The pound was little changed versus the dollar at $1.9702. Earlier it fell 0.1 percent after the British central bank's minutes from the May 8 meeting showed its Monetary Policy Committee voted 8-1 to leave the main rate at 5 percent as consumer-price growth held above the 2 percent target for a seventh month.

If the Bank of England ``holds rates in the next couple of meetings, it just increases the probability they have to go down later on,'' said Peter Rosenstreich, chief market analyst at ACM Advanced Currency Markets SA in Geneva, to Bloomberg Television.

A government report tomorrow may show retail sales in Europe's second-largest economy fell in April. Sales at U.K. stores dropped 0.5 percent, after sliding 0.4 percent in March, according to the median of 30 forecasts in a Bloomberg News survey of economists.

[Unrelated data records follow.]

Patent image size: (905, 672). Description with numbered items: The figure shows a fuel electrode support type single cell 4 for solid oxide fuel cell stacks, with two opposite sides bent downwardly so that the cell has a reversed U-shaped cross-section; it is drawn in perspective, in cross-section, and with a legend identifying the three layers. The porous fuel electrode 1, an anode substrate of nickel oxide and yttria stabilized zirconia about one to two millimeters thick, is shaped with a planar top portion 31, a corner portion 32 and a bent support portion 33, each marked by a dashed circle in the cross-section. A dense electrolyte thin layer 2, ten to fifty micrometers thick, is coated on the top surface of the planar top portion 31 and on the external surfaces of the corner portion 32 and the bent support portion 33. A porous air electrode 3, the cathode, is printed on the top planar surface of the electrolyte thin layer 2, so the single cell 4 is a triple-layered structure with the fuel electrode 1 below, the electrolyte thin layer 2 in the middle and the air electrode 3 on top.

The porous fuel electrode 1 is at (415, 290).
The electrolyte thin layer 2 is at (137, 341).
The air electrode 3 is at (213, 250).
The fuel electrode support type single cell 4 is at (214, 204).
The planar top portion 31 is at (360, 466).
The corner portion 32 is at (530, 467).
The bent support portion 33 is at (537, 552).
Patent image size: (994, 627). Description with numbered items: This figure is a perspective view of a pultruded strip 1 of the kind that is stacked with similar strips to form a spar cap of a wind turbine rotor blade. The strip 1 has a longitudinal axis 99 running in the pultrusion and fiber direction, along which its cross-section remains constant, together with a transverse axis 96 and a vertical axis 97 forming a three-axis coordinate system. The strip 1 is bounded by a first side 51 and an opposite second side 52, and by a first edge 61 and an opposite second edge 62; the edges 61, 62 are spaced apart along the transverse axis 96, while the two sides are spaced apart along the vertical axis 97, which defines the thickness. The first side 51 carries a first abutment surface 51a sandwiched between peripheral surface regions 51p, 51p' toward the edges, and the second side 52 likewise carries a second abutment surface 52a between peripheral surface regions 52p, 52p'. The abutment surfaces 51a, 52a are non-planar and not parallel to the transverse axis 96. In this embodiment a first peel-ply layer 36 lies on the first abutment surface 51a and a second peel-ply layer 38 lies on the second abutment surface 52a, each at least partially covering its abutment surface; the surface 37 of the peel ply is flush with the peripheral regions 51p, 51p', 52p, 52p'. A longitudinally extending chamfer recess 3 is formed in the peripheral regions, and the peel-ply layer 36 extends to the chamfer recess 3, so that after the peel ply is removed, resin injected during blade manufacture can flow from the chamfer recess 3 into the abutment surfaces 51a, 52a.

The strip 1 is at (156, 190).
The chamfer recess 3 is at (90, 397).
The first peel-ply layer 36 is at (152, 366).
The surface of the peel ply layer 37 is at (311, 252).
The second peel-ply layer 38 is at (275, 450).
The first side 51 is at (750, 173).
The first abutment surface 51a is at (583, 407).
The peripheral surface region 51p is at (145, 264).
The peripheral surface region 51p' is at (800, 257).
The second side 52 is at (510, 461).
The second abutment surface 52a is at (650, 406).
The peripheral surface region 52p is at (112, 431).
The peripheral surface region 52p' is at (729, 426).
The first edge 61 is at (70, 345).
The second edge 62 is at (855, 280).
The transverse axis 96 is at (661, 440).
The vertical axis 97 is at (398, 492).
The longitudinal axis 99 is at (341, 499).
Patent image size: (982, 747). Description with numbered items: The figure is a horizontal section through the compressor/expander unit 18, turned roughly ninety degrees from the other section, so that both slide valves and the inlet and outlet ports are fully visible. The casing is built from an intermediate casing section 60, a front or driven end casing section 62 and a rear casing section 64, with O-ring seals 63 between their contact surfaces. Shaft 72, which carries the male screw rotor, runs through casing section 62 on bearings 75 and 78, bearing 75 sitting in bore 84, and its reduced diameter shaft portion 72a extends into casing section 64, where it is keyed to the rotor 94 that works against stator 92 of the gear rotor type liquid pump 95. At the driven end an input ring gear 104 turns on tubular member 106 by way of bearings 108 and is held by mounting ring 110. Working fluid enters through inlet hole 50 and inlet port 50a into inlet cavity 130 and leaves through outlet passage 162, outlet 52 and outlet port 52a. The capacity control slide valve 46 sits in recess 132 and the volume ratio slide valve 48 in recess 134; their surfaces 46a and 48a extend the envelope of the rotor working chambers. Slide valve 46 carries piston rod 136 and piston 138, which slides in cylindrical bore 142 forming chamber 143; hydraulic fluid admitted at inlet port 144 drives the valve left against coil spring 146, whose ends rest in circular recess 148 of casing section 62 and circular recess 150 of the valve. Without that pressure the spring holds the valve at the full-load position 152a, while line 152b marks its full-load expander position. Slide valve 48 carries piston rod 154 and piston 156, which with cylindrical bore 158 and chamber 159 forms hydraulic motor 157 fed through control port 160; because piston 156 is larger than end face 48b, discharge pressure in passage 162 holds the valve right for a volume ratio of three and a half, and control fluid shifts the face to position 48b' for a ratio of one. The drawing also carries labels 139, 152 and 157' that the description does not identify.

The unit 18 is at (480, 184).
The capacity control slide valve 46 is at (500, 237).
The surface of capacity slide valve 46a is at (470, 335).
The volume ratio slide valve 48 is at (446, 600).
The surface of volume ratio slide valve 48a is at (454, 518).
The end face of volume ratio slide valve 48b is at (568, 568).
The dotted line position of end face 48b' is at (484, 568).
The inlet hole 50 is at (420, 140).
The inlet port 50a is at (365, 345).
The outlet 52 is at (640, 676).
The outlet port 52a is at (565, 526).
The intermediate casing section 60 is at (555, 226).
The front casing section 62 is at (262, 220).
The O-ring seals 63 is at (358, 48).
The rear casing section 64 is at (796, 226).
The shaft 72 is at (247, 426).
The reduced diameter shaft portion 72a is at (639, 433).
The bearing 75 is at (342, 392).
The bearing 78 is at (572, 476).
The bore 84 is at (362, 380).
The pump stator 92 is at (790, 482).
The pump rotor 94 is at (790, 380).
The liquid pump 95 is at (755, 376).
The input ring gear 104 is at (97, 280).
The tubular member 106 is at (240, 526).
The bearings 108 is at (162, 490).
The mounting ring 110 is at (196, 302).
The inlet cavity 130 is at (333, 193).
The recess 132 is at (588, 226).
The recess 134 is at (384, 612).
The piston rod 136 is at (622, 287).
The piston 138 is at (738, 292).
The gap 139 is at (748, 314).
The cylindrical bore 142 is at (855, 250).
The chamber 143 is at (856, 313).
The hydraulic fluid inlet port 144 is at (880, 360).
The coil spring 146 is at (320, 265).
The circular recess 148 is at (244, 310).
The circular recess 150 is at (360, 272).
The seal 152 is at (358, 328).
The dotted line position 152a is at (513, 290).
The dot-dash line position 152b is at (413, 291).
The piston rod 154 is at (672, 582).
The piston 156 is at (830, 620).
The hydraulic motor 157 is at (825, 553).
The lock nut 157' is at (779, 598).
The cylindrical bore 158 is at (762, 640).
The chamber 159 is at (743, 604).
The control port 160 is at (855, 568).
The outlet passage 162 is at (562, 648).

Currencies influenced by commodity prices climbed as the price of crude oil surged above $133 a barrel for the first time and gold touched its highest level in a month. The Australian dollar touched 96.54 U.S. cents, the highest since 1983, from 95.86 cents yesterday, and Canada's currency rose 0.9 percent to 98.34 cents per U.S. dollar. Commodities including oil account for about half of Canada's exports.

The correlation coefficient between oil prices and the euro- dollar exchange rate has been 0.95 for the past year, indicating they have moved in the same direction 95 percent of the time.

Trader Bets

The Dollar Index traded on ICE futures in New York, which tracks the greenback against the currencies of six trading partners, was 71.938 after touching a one-month low of 71.916.

Futures on the Chicago Board of Trade show traders see a 52 percent chance the Fed will raise its target rate for overnight lending between banks to at least 2.25 percent by year-end. The probability the central bank will keep the rate unchanged at its June 25 meeting is 90 percent.